Die Verlängerung der Probezeit findet im Gesetz keine Deckung. Werden - wie vorliegend - mehrere Straftaten eines Rechtsbrechers, die nach der Zeit ihrer Begehung Gegenstand eines Urteils hätten sein können, in verschiedenen, im Verhältnis des § 31 StGB zueinander stehenden Erkenntnissen abgeurteilt, so ist anlässlich der zeitlich nachfolgenden Verurteilung zu prüfen, ob eine im zeitlich vorangegangenen Verfahren ausgesprochene bedingte Strafnachsicht auch bei gemeinsamer Aburteilung gewährt worden wäre.

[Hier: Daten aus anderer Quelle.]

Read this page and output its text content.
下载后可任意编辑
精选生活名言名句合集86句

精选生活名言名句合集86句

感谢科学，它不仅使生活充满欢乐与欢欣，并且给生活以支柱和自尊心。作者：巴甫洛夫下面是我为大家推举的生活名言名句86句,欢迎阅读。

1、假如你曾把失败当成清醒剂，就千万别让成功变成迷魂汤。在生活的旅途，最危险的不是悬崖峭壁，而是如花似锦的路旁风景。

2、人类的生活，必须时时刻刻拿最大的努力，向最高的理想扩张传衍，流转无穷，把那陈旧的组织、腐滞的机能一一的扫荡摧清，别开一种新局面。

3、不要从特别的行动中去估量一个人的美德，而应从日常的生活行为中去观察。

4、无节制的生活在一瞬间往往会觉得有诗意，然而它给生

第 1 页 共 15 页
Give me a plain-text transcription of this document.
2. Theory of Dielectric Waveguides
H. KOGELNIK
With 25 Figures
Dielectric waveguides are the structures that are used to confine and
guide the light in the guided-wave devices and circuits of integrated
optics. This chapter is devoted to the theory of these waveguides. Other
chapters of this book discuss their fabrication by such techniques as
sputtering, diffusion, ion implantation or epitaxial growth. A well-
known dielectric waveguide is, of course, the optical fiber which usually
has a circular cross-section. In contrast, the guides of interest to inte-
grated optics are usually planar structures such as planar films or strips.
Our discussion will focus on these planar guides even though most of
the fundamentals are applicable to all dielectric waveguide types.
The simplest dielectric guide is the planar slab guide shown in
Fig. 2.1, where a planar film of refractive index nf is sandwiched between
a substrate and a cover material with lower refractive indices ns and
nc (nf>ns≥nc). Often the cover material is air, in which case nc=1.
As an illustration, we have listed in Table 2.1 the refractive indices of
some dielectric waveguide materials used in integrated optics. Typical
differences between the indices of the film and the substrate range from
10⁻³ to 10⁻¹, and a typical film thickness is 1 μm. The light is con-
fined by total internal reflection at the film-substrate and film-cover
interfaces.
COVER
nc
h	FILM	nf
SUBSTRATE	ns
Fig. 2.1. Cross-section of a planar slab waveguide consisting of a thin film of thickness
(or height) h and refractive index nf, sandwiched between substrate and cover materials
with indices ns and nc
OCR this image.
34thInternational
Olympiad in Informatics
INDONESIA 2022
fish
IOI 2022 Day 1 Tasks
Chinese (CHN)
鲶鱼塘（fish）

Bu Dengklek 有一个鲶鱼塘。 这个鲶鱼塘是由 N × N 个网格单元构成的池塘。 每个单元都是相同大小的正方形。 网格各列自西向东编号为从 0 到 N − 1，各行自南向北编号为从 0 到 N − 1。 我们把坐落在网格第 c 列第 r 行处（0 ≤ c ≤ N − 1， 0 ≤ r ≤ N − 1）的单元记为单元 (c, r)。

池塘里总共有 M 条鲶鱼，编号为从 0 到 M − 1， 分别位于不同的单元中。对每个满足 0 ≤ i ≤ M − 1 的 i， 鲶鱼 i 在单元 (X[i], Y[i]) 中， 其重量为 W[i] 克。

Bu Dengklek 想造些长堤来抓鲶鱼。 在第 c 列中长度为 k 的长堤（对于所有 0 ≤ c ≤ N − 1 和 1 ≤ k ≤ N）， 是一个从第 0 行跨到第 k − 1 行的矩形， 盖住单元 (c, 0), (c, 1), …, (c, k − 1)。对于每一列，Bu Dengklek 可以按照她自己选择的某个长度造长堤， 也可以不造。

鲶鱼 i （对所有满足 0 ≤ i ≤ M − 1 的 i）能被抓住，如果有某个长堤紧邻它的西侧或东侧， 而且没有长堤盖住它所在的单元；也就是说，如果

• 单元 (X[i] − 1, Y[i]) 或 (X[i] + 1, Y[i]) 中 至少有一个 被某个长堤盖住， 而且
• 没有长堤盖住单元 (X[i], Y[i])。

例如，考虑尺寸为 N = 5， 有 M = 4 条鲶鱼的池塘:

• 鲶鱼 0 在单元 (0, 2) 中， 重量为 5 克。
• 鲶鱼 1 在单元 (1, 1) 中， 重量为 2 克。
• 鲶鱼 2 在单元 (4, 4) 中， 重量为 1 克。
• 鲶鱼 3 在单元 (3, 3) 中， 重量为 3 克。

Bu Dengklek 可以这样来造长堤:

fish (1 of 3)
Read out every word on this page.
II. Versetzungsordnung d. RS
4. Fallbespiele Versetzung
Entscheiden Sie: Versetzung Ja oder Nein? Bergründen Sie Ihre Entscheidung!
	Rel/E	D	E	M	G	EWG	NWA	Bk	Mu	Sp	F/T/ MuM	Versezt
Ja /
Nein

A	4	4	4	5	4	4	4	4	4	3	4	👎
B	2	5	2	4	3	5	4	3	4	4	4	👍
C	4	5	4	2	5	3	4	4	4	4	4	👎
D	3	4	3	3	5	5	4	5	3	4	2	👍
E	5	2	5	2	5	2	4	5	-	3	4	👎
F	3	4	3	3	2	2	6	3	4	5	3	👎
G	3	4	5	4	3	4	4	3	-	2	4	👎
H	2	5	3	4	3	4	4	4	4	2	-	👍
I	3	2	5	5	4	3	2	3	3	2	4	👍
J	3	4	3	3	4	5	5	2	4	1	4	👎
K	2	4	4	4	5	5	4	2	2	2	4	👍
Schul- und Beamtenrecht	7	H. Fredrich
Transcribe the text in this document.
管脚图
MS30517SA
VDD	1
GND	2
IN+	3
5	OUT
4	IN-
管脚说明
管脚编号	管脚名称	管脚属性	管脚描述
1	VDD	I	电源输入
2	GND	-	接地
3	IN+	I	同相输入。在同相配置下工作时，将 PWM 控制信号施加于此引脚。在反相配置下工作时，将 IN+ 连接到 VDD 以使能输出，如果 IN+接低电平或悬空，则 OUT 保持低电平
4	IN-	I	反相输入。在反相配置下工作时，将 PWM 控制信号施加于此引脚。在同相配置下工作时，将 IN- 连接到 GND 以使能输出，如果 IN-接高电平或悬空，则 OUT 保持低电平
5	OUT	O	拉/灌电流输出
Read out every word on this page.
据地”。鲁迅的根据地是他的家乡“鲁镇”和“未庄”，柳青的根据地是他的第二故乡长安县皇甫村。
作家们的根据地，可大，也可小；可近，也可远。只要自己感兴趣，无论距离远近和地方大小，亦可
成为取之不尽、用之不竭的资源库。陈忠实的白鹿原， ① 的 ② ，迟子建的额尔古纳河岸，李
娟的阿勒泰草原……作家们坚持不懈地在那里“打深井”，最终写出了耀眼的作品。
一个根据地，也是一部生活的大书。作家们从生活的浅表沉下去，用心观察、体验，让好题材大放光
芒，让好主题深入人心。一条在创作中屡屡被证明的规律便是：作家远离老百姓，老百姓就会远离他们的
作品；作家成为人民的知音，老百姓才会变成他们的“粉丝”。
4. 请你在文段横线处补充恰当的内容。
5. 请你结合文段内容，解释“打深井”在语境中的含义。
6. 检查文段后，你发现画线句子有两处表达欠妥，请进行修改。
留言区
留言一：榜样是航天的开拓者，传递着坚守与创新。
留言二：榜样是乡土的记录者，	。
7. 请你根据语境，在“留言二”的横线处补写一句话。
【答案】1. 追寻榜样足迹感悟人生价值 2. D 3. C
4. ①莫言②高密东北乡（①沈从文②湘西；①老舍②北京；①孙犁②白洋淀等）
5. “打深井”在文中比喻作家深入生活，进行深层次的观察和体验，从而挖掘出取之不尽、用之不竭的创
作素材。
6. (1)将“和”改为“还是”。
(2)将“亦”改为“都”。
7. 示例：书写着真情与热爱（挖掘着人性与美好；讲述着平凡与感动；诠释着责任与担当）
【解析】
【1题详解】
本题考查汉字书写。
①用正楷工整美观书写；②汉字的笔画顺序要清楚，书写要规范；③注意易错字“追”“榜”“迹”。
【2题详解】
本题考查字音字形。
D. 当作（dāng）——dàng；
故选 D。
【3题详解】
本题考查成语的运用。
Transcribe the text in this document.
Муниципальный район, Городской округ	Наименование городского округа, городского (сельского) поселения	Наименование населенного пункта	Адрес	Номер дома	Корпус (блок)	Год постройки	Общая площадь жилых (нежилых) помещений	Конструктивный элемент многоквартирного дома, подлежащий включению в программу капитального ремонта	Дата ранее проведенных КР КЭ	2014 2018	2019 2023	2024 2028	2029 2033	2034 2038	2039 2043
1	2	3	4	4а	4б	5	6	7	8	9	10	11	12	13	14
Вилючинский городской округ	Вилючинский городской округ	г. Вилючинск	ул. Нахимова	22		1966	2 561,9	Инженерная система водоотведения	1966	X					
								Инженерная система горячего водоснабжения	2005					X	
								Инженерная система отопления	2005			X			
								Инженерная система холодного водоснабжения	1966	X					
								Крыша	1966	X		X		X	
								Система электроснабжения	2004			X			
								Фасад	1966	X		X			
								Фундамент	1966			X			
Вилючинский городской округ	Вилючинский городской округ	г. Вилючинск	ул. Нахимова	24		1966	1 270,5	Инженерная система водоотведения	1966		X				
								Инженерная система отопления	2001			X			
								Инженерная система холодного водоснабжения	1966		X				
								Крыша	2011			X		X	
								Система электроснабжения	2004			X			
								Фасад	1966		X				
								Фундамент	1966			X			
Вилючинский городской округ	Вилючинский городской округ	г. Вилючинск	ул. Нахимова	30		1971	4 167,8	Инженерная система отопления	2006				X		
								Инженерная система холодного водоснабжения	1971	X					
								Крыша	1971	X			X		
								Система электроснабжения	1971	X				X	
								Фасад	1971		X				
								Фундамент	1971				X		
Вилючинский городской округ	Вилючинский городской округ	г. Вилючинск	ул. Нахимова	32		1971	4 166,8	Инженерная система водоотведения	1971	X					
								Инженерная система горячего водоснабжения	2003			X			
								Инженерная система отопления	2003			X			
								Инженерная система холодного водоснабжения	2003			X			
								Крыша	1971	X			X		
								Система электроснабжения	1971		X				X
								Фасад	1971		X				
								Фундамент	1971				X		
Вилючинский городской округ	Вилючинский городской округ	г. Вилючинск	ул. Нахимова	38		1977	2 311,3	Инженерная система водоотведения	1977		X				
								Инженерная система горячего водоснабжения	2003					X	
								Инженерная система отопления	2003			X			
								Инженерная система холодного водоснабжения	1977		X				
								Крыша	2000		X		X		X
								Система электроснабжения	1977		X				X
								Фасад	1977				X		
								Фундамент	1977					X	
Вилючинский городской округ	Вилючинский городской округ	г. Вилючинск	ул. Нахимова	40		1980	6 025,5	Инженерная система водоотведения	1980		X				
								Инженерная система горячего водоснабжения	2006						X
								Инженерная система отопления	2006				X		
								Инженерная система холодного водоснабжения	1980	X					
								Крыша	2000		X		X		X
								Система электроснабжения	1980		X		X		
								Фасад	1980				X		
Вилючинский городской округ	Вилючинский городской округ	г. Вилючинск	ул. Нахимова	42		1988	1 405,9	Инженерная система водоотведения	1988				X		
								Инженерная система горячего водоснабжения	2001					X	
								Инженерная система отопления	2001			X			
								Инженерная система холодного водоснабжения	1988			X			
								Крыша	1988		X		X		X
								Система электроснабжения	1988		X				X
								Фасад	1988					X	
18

Wird dies verneint, so ist die bedingte Strafnachsicht gemäß der diese Fallgestaltung abschließend regelnden Bestimmung des § 55 Abs 1 StGB zu widerrufen; andernfalls bleibt die im vorangegangenen Urteil gewährte Strafnachsicht mit der dort bestimmten Probezeit unberührt. Eine Verlängerung der Probezeit tritt gemäß § 55 Abs 3 StGB (ex lege) nur dann ein, wenn Probezeiten zusammentreffen, also sowohl im Vorurteil als auch im Nachurteil eine bedingte Nachsicht ausgesprochen wurde; nicht jedoch, wenn - wie hier - im zeitlich späteren Urteil eine unbedingte Freiheitsstrafe verhängt wird. Eine Verlängerung der im Verfahren AZ 042 Hv 95/06f des Landesgerichts für Strafsachen Wien bestimmten Probezeit war daher, weil gesetzlich nicht vorgesehen, unzulässig (Jerabek in WK2 § 55 [2006] Rz 10; Fabrizy StGB9 § 55 Rz 5; RIS-Justiz RS0090596).

Der sich zum Nachteil des Verurteilten auswirkende Ausspruch auf Verlängerung der Probezeit war aufzuheben (§ 292 letzter Satz StPO).